The Obernkirchen sandstone quarries are located at the point where the powerful mountain ranges rise from the North German plain, four kilometres east of Obernkirchen and six kilometres south of Stadthagen. Here, on the plateau of the Bückeberg elevation, sandstone has been taken from one of the oldest active quarries in the world for 1,000 years, and is supplied to customers all over Europe.
While at first, the extraction and treatment of the raw blocks was completed primarily with muscle power and very basic tools, in the course of industrialization the first machines were used in the quarry. Using hand drill or wedge-hole hammers, numerous drill or wedge holes are driven into the rock so that the outline of the block is predefined. These rows of holes weaken the rock, so that it can be separated by hammering wedges, working with crowbars or by using gunpowder explosions. After having released the raw blocks out of the main body of the mountain, they are wrapped in chains and lifted by a derrick crane up against the rock face.
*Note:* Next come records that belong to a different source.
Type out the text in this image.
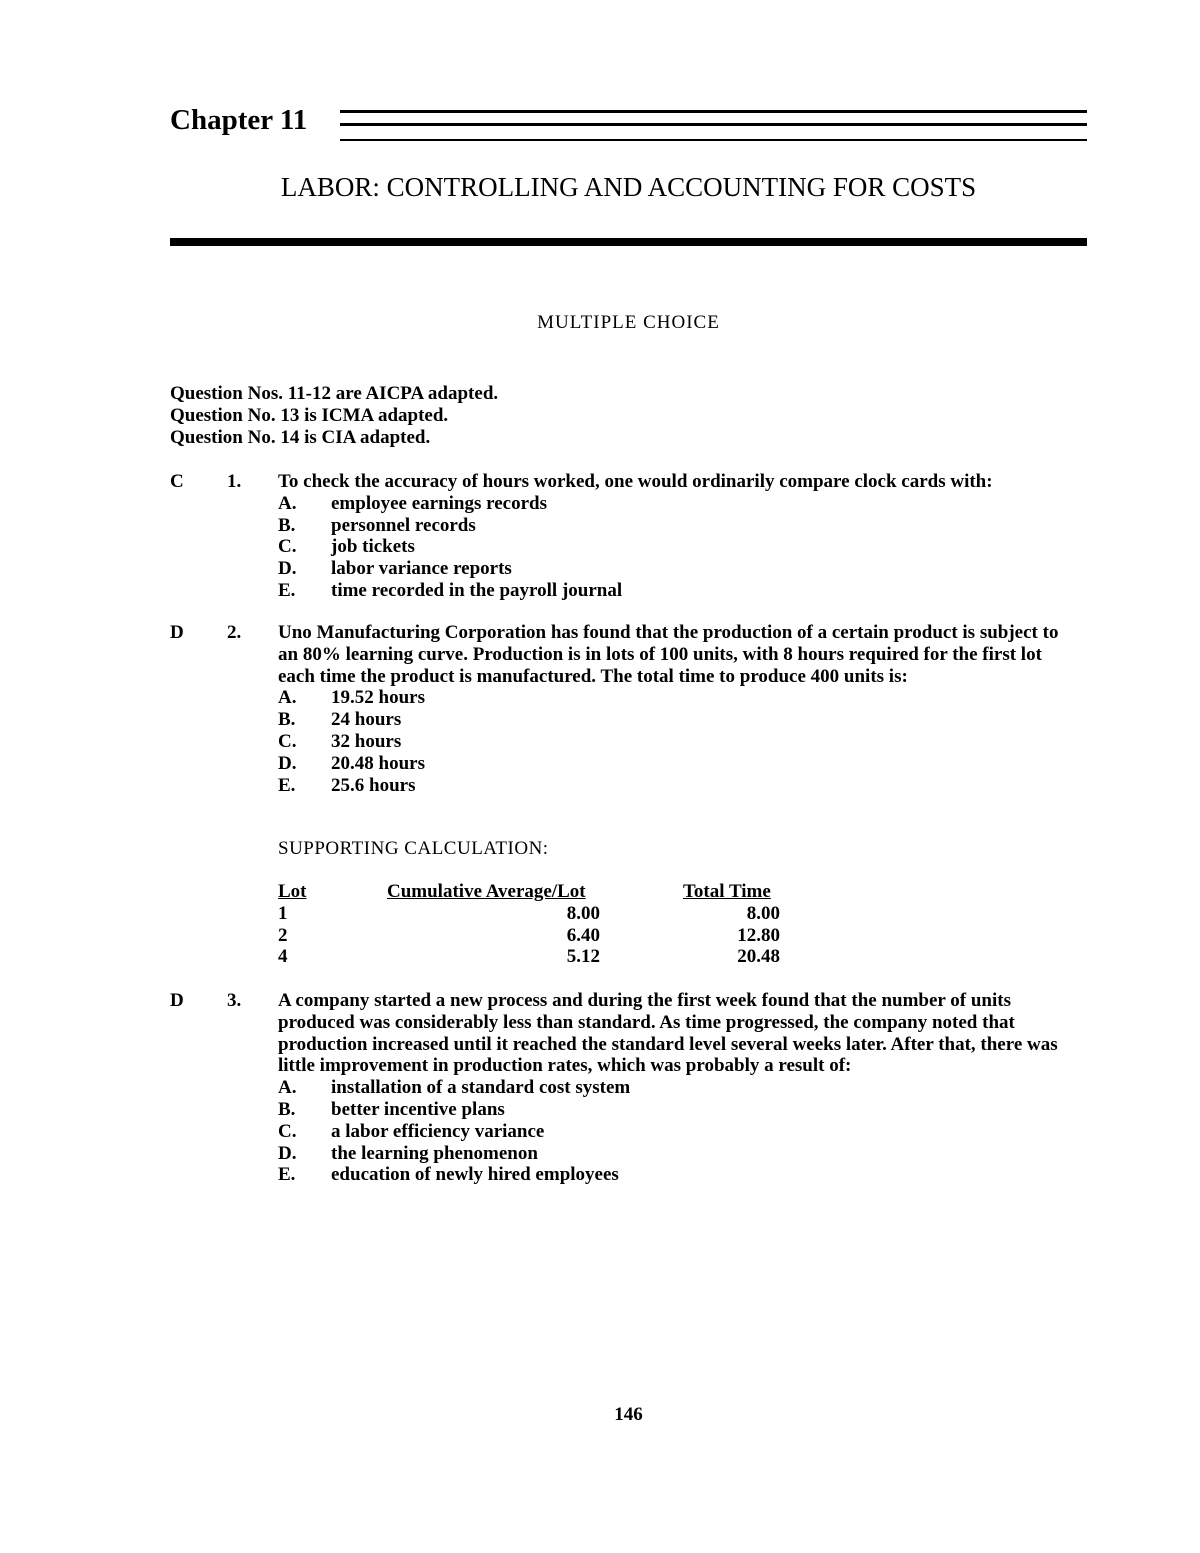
Chapter 11
LABOR: CONTROLLING AND ACCOUNTING FOR COSTS
MULTIPLE CHOICE
Question Nos. 11-12 are AICPA adapted.
Question No. 13 is ICMA adapted.
Question No. 14 is CIA adapted.
C 1. To check the accuracy of hours worked, one would ordinarily compare clock cards with:
A. employee earnings records
B. personnel records
C. job tickets
D. labor variance reports
E. time recorded in the payroll journal
D 2. Uno Manufacturing Corporation has found that the production of a certain product is subject to an 80% learning curve. Production is in lots of 100 units, with 8 hours required for the first lot each time the product is manufactured. The total time to produce 400 units is:
A. 19.52 hours
B. 24 hours
C. 32 hours
D. 20.48 hours
E. 25.6 hours
SUPPORTING CALCULATION:
Lot	Cumulative Average/Lot	Total Time
1	8.00	8.00
2	6.40	12.80
4	5.12	20.48
D 3. A company started a new process and during the first week found that the number of units produced was considerably less than standard. As time progressed, the company noted that production increased until it reached the standard level several weeks later. After that, there was little improvement in production rates, which was probably a result of:
A. installation of a standard cost system
B. better incentive plans
C. a labor efficiency variance
D. the learning phenomenon
E. education of newly hired employees
146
Since the 1980s, specially designed wheel loaders have been used for the extraction of sandstone. They drive a stripping mandrel between the layers of natural storage and hydraulically release the sandstone from the mountain in the form of large blocks. The resulting pieces are prepared for further processing with a block saw in the quarry itself.
In contrast to other building products, no energy is required for the manufacture of the building material. Just as it was formed by nature, we take the stone from the ground with minimal noise and air pollution. Of course, energy is used for machining - but the amount of energy used here and the resulting emissions is negligible in comparison.